Increased macrophage content in spleen and liver of mice lacking functional leukocyte ABCA1. At 20 weeks after bone marrow transplantation, the macrophage contents of spleen and liver were determined by immunohistochemistry by using F4/80, a specific marker for mature tissue macrophages. Values represent the mean of 10–11 mice.
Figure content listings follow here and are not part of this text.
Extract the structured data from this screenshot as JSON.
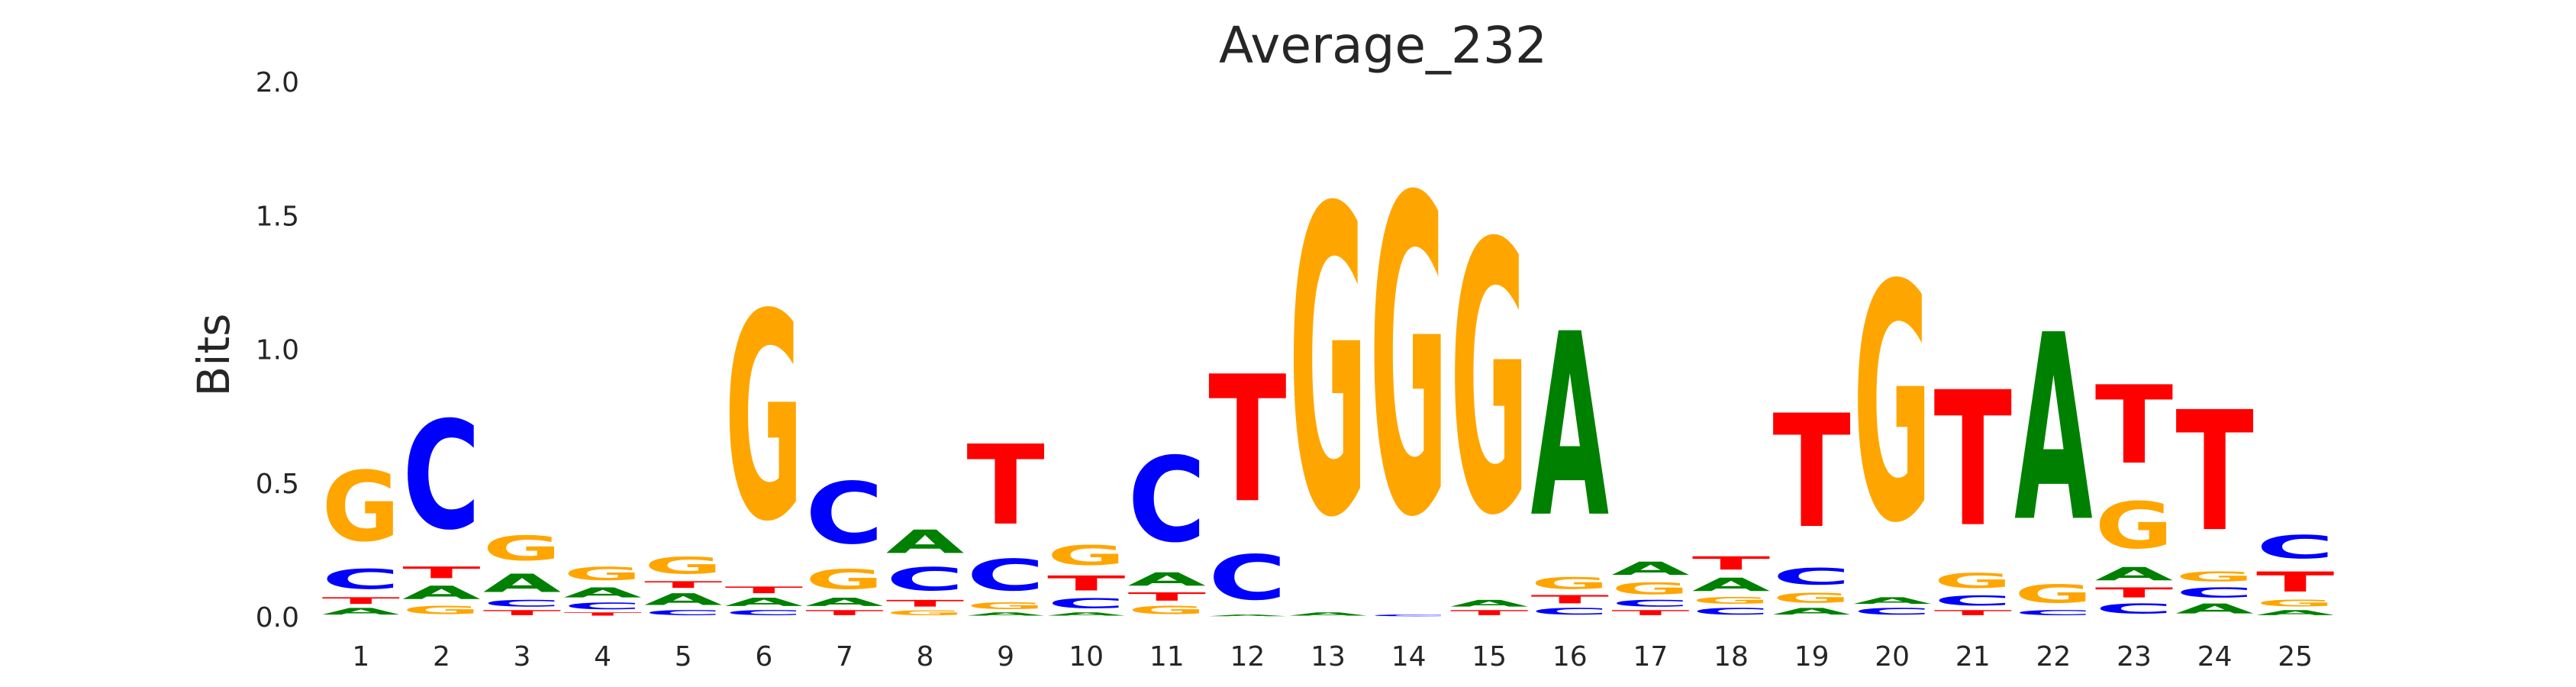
{
  "chart_data": {
    "type": "sequence-logo",
    "title": "Average_232",
    "ylabel": "Bits",
    "xlabel": "",
    "ylim": [
      0,
      2.0
    ],
    "yticks": [
      0.0,
      0.5,
      1.0,
      1.5,
      2.0
    ],
    "ytick_labels": [
      "0.0",
      "0.5",
      "1.0",
      "1.5",
      "2.0"
    ],
    "grid": false,
    "colors": {
      "A": "#008000",
      "C": "#0000ff",
      "G": "#ffa500",
      "T": "#ff0000"
    },
    "positions": [
      {
        "label": "1",
        "stack": [
          [
            "A",
            0.04
          ],
          [
            "T",
            0.04
          ],
          [
            "C",
            0.12
          ],
          [
            "G",
            0.42
          ]
        ]
      },
      {
        "label": "2",
        "stack": [
          [
            "G",
            0.05
          ],
          [
            "A",
            0.08
          ],
          [
            "T",
            0.07
          ],
          [
            "C",
            0.65
          ]
        ]
      },
      {
        "label": "3",
        "stack": [
          [
            "T",
            0.03
          ],
          [
            "C",
            0.04
          ],
          [
            "A",
            0.11
          ],
          [
            "G",
            0.15
          ]
        ]
      },
      {
        "label": "4",
        "stack": [
          [
            "T",
            0.02
          ],
          [
            "C",
            0.04
          ],
          [
            "A",
            0.06
          ],
          [
            "G",
            0.08
          ]
        ]
      },
      {
        "label": "5",
        "stack": [
          [
            "C",
            0.03
          ],
          [
            "A",
            0.07
          ],
          [
            "T",
            0.04
          ],
          [
            "G",
            0.1
          ]
        ]
      },
      {
        "label": "6",
        "stack": [
          [
            "C",
            0.03
          ],
          [
            "A",
            0.05
          ],
          [
            "T",
            0.04
          ],
          [
            "G",
            1.24
          ]
        ]
      },
      {
        "label": "7",
        "stack": [
          [
            "T",
            0.03
          ],
          [
            "A",
            0.05
          ],
          [
            "G",
            0.12
          ],
          [
            "C",
            0.37
          ]
        ]
      },
      {
        "label": "8",
        "stack": [
          [
            "G",
            0.03
          ],
          [
            "T",
            0.04
          ],
          [
            "C",
            0.14
          ],
          [
            "A",
            0.14
          ]
        ]
      },
      {
        "label": "9",
        "stack": [
          [
            "A",
            0.02
          ],
          [
            "G",
            0.04
          ],
          [
            "C",
            0.19
          ],
          [
            "T",
            0.48
          ]
        ]
      },
      {
        "label": "10",
        "stack": [
          [
            "A",
            0.02
          ],
          [
            "C",
            0.06
          ],
          [
            "T",
            0.09
          ],
          [
            "G",
            0.12
          ]
        ]
      },
      {
        "label": "11",
        "stack": [
          [
            "G",
            0.05
          ],
          [
            "T",
            0.05
          ],
          [
            "A",
            0.08
          ],
          [
            "C",
            0.51
          ]
        ]
      },
      {
        "label": "12",
        "stack": [
          [
            "A",
            0.01
          ],
          [
            "C",
            0.27
          ],
          [
            "T",
            0.76
          ]
        ]
      },
      {
        "label": "13",
        "stack": [
          [
            "A",
            0.02
          ],
          [
            "G",
            1.84
          ]
        ]
      },
      {
        "label": "14",
        "stack": [
          [
            "C",
            0.01
          ],
          [
            "G",
            1.9
          ]
        ]
      },
      {
        "label": "15",
        "stack": [
          [
            "T",
            0.03
          ],
          [
            "A",
            0.04
          ],
          [
            "G",
            1.62
          ]
        ]
      },
      {
        "label": "16",
        "stack": [
          [
            "C",
            0.04
          ],
          [
            "T",
            0.05
          ],
          [
            "G",
            0.07
          ],
          [
            "A",
            1.1
          ]
        ]
      },
      {
        "label": "17",
        "stack": [
          [
            "T",
            0.03
          ],
          [
            "C",
            0.04
          ],
          [
            "G",
            0.07
          ],
          [
            "A",
            0.08
          ]
        ]
      },
      {
        "label": "18",
        "stack": [
          [
            "C",
            0.04
          ],
          [
            "G",
            0.04
          ],
          [
            "A",
            0.08
          ],
          [
            "T",
            0.08
          ]
        ]
      },
      {
        "label": "19",
        "stack": [
          [
            "A",
            0.04
          ],
          [
            "G",
            0.06
          ],
          [
            "C",
            0.1
          ],
          [
            "T",
            0.68
          ]
        ]
      },
      {
        "label": "20",
        "stack": [
          [
            "C",
            0.04
          ],
          [
            "A",
            0.04
          ],
          [
            "G",
            1.42
          ]
        ]
      },
      {
        "label": "21",
        "stack": [
          [
            "T",
            0.03
          ],
          [
            "C",
            0.06
          ],
          [
            "G",
            0.09
          ],
          [
            "T",
            0.81
          ]
        ]
      },
      {
        "label": "22",
        "stack": [
          [
            "C",
            0.03
          ],
          [
            "G",
            0.11
          ],
          [
            "A",
            1.12
          ]
        ]
      },
      {
        "label": "23",
        "stack": [
          [
            "C",
            0.06
          ],
          [
            "T",
            0.06
          ],
          [
            "A",
            0.08
          ],
          [
            "G",
            0.28
          ],
          [
            "T",
            0.47
          ]
        ]
      },
      {
        "label": "24",
        "stack": [
          [
            "A",
            0.06
          ],
          [
            "C",
            0.06
          ],
          [
            "G",
            0.06
          ],
          [
            "T",
            0.72
          ]
        ]
      },
      {
        "label": "25",
        "stack": [
          [
            "A",
            0.03
          ],
          [
            "G",
            0.04
          ],
          [
            "T",
            0.12
          ],
          [
            "C",
            0.14
          ]
        ]
      }
    ]
  }
}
Original magnification, ×50. Statistically significant difference of *, P < 0.05, compared with ABCA1^+/+ → LDLr^−/− mice.

Figure 5

Effect of leukocyte ABCA1 deficiency on peripheral leukocyte and bone marrow progenitor counts. (a) Peritoneal leukocyte numbers of ABCA1^+/+ → LDLr^−/− mice (hatched bars, n = 8) and ABCA1^−/− → LDLr^−/− mice (closed bars, n = 7) bone marrow were determined by flushing the peritoneal cavity with sterilized PBS and subsequent cell counting. (b and c) Counts of peripheral leukocytes and bone marrow progenitors were assessed on May–Grünwald–Giemsa-stained smears and by flow cytometry of blood and bone marrow from ABCA1^+/+ → LDLr^−/− (hatched bars, n = 16) and ABCA1^−/− → LDLr^−/− (closed bars, n = 14) mice. Statistically significant difference of **, P < 0.01, ***, P < 0.001 compared with ABCA1^+/+ → LDLr^−/− mice.